Amman (AsiaNews / Agencies) - The Jordanian authorities yesterday arrested the publisher and a prominent journalist of an online news website, for having published an image (in the picture) of Jesus deemed "offensive" by the Christian community. Mohammed al-Wakeel, who directs the Al Wakeel News portal, has been accused of blasphemy along with a chief editor, for "fomenting" hatred and sectarian divisions.

According to the indictment, the two risk from a minimum of six months to a maximum of three years in prison.

At the origin of the controversy a "magazine" image of Leonardo's "Last Supper", published in recent days by the website and which sparked an outcry among users. The 16th century painting represents Jesus' last supper with his disciples and has great symbolic value for Christians.

The modified version sees the star of Turkish cuisine Nusret Gokce, better known with the name of Salt Bae, standing behind Christ while making the gesture that made him famous: sprinkling salt on the plate from on high. And one of the disciples has the face of Jesus tattooed on his leg.

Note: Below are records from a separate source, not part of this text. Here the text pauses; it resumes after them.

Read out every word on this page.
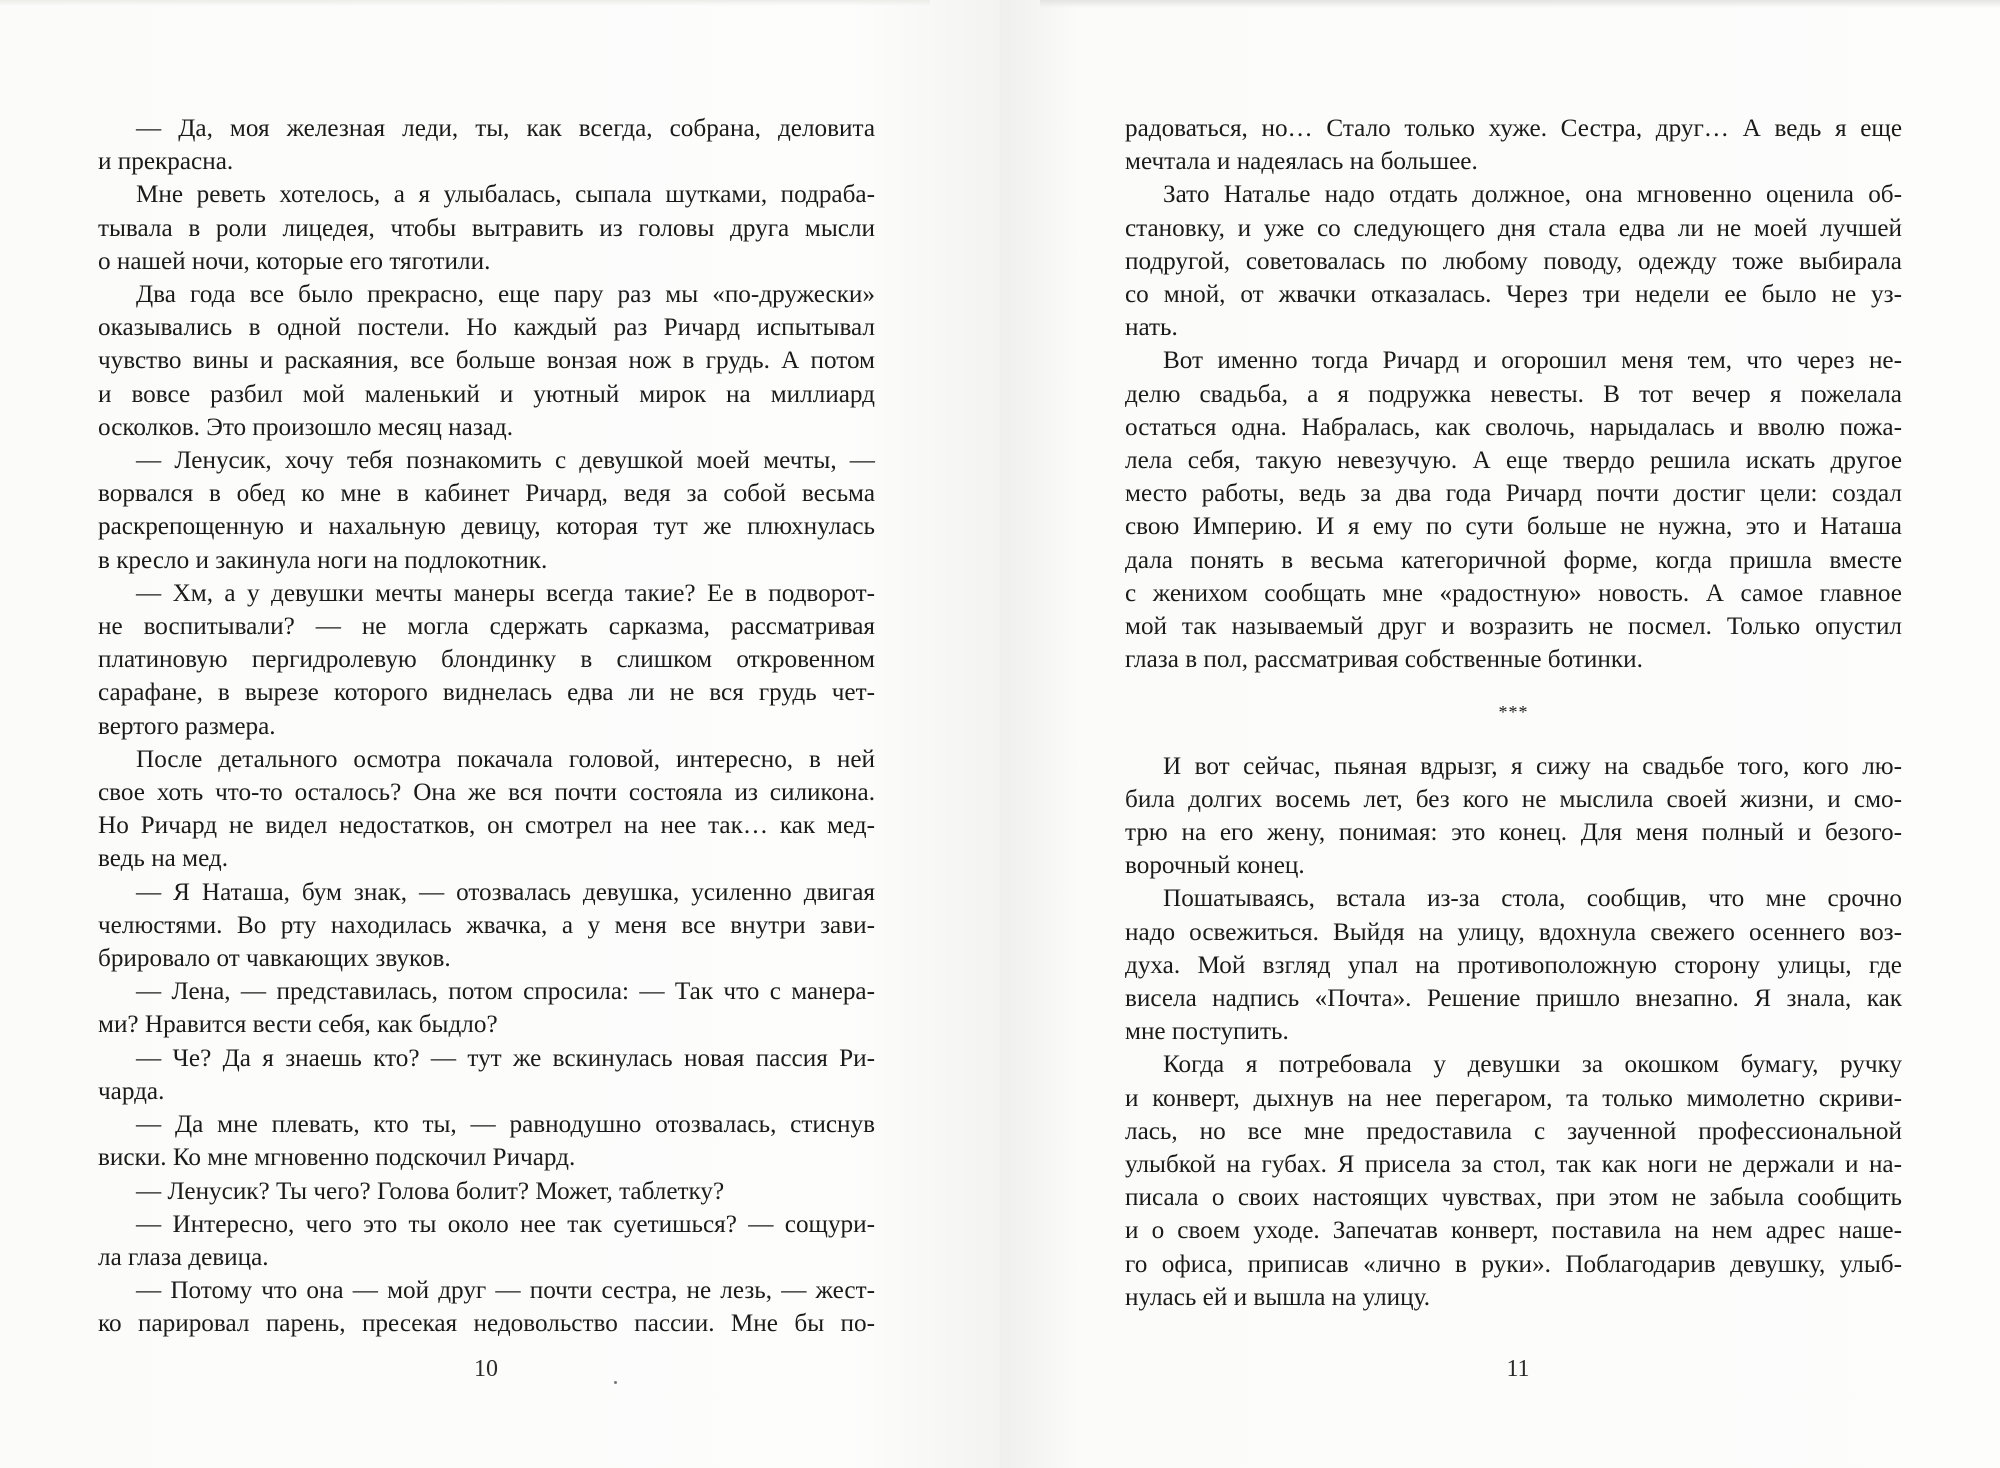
— Да, моя железная леди, ты, как всегда, собрана, деловита
и прекрасна.
Мне реветь хотелось, а я улыбалась, сыпала шутками, подраба-
тывала в роли лицедея, чтобы вытравить из головы друга мысли
о нашей ночи, которые его тяготили.
Два года все было прекрасно, еще пару раз мы «по-дружески»
оказывались в одной постели. Но каждый раз Ричард испытывал
чувство вины и раскаяния, все больше вонзая нож в грудь. А потом
и вовсе разбил мой маленький и уютный мирок на миллиард
осколков. Это произошло месяц назад.
— Ленусик, хочу тебя познакомить с девушкой моей мечты, —
ворвался в обед ко мне в кабинет Ричард, ведя за собой весьма
раскрепощенную и нахальную девицу, которая тут же плюхнулась
в кресло и закинула ноги на подлокотник.
— Хм, а у девушки мечты манеры всегда такие? Ее в подворот-
не воспитывали? — не могла сдержать сарказма, рассматривая
платиновую пергидролевую блондинку в слишком откровенном
сарафане, в вырезе которого виднелась едва ли не вся грудь чет-
вертого размера.
После детального осмотра покачала головой, интересно, в ней
свое хоть что-то осталось? Она же вся почти состояла из силикона.
Но Ричард не видел недостатков, он смотрел на нее так… как мед-
ведь на мед.
— Я Наташа, бум знак, — отозвалась девушка, усиленно двигая
челюстями. Во рту находилась жвачка, а у меня все внутри зави-
брировало от чавкающих звуков.
— Лена, — представилась, потом спросила: — Так что с манера-
ми? Нравится вести себя, как быдло?
— Че? Да я знаешь кто? — тут же вскинулась новая пассия Ри-
чарда.
— Да мне плевать, кто ты, — равнодушно отозвалась, стиснув
виски. Ко мне мгновенно подскочил Ричард.
— Ленусик? Ты чего? Голова болит? Может, таблетку?
— Интересно, чего это ты около нее так суетишься? — сощури-
ла глаза девица.
— Потому что она — мой друг — почти сестра, не лезь, — жест-
ко парировал парень, пресекая недовольство пассии. Мне бы по-
10
радоваться, но… Стало только хуже. Сестра, друг… А ведь я еще
мечтала и надеялась на большее.
Зато Наталье надо отдать должное, она мгновенно оценила об-
становку, и уже со следующего дня стала едва ли не моей лучшей
подругой, советовалась по любому поводу, одежду тоже выбирала
со мной, от жвачки отказалась. Через три недели ее было не уз-
нать.
Вот именно тогда Ричард и огорошил меня тем, что через не-
делю свадьба, а я подружка невесты. В тот вечер я пожелала
остаться одна. Набралась, как сволочь, нарыдалась и вволю пожа-
лела себя, такую невезучую. А еще твердо решила искать другое
место работы, ведь за два года Ричард почти достиг цели: создал
свою Империю. И я ему по сути больше не нужна, это и Наташа
дала понять в весьма категоричной форме, когда пришла вместе
с женихом сообщать мне «радостную» новость. А самое главное
мой так называемый друг и возразить не посмел. Только опустил
глаза в пол, рассматривая собственные ботинки.
***
И вот сейчас, пьяная вдрызг, я сижу на свадьбе того, кого лю-
била долгих восемь лет, без кого не мыслила своей жизни, и смо-
трю на его жену, понимая: это конец. Для меня полный и безого-
ворочный конец.
Пошатываясь, встала из-за стола, сообщив, что мне срочно
надо освежиться. Выйдя на улицу, вдохнула свежего осеннего воз-
духа. Мой взгляд упал на противоположную сторону улицы, где
висела надпись «Почта». Решение пришло внезапно. Я знала, как
мне поступить.
Когда я потребовала у девушки за окошком бумагу, ручку
и конверт, дыхнув на нее перегаром, та только мимолетно скриви-
лась, но все мне предоставила с заученной профессиональной
улыбкой на губах. Я присела за стол, так как ноги не держали и на-
писала о своих настоящих чувствах, при этом не забыла сообщить
и о своем уходе. Запечатав конверт, поставила на нем адрес наше-
го офиса, приписав «лично в руки». Поблагодарив девушку, улыб-
нулась ей и вышла на улицу.
11
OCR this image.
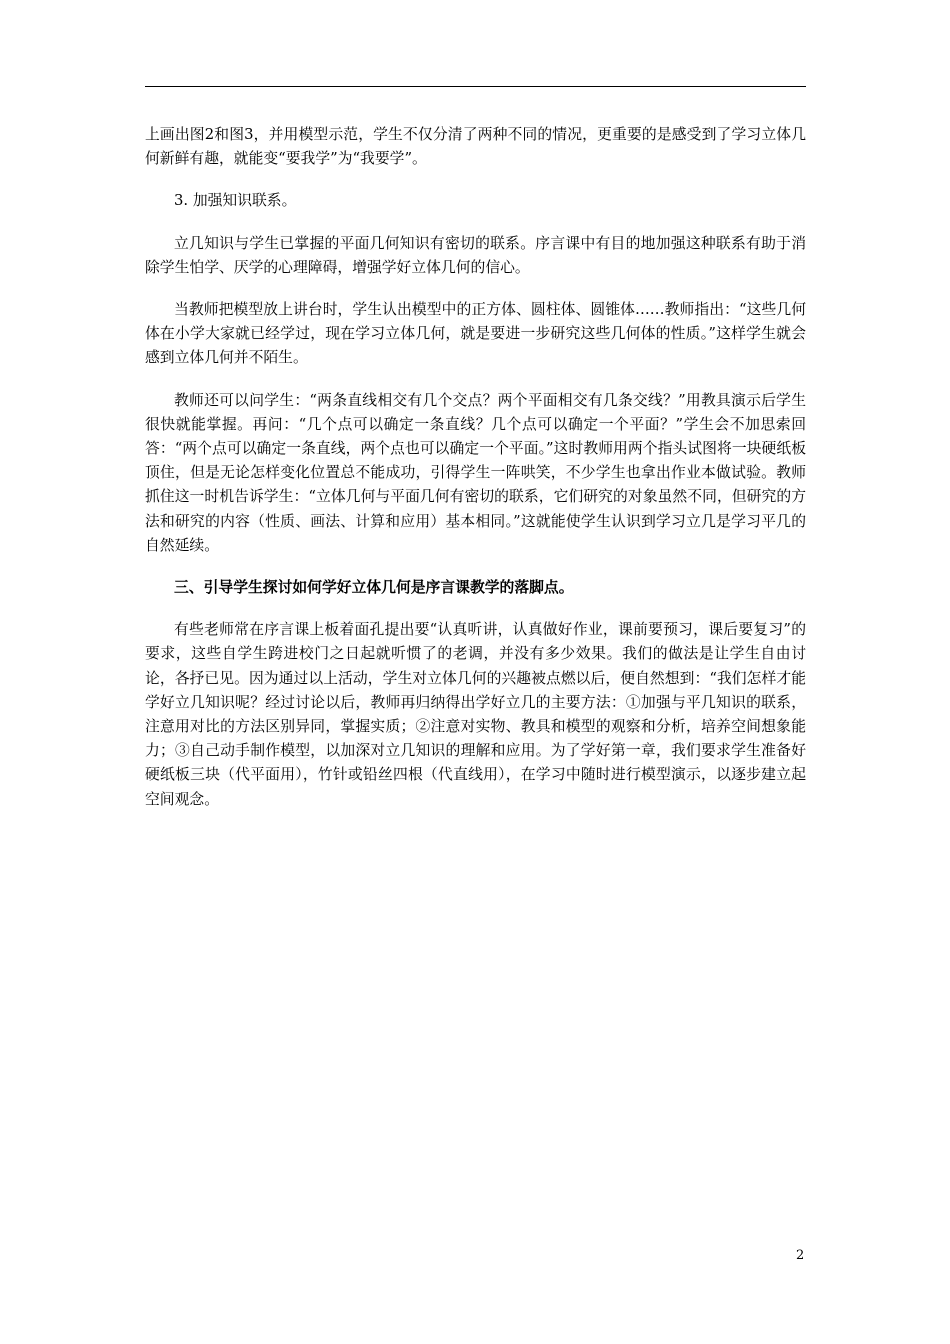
上画出图2和图3，并用模型示范，学生不仅分清了两种不同的情况，更重要的是感受到了学习立体几何新鲜有趣，就能变“要我学”为“我要学”。

3. 加强知识联系。

立几知识与学生已掌握的平面几何知识有密切的联系。序言课中有目的地加强这种联系有助于消除学生怕学、厌学的心理障碍，增强学好立体几何的信心。

当教师把模型放上讲台时，学生认出模型中的正方体、圆柱体、圆锥体……教师指出：“这些几何体在小学大家就已经学过，现在学习立体几何，就是要进一步研究这些几何体的性质。”这样学生就会感到立体几何并不陌生。

教师还可以问学生：“两条直线相交有几个交点？两个平面相交有几条交线？”用教具演示后学生很快就能掌握。再问：“几个点可以确定一条直线？几个点可以确定一个平面？”学生会不加思索回答：“两个点可以确定一条直线，两个点也可以确定一个平面。”这时教师用两个指头试图将一块硬纸板顶住，但是无论怎样变化位置总不能成功，引得学生一阵哄笑，不少学生也拿出作业本做试验。教师抓住这一时机告诉学生：“立体几何与平面几何有密切的联系，它们研究的对象虽然不同，但研究的方法和研究的内容（性质、画法、计算和应用）基本相同。”这就能使学生认识到学习立几是学习平几的自然延续。

三、引导学生探讨如何学好立体几何是序言课教学的落脚点。

有些老师常在序言课上板着面孔提出要“认真听讲，认真做好作业，课前要预习，课后要复习”的要求，这些自学生跨进校门之日起就听惯了的老调，并没有多少效果。我们的做法是让学生自由讨论，各抒已见。因为通过以上活动，学生对立体几何的兴趣被点燃以后，便自然想到：“我们怎样才能学好立几知识呢？经过讨论以后，教师再归纳得出学好立几的主要方法：①加强与平几知识的联系，注意用对比的方法区别异同，掌握实质；②注意对实物、教具和模型的观察和分析，培养空间想象能力；③自己动手制作模型，以加深对立几知识的理解和应用。为了学好第一章，我们要求学生准备好硬纸板三块（代平面用），竹针或铅丝四根（代直线用），在学习中随时进行模型演示，以逐步建立起空间观念。

2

Following the online protest campaign (led by the schools of the Latin Patriarchate of Jerusalem), Al Wakeel News apologized and removed the image from the site, speaking of an involuntary "mistake" of the editorial staff. The authorities have therefore convened the publisher, which also produces several programs for TV and radio in the country, to the post office police (responsible for cyber- crimes) for interrogation.

Christians make up about 6% of the population in Jordan, out of a total of 6.6 million inhabitants; in general the Hascemite kingdom assures religious freedom and the faithful are free to practice worship.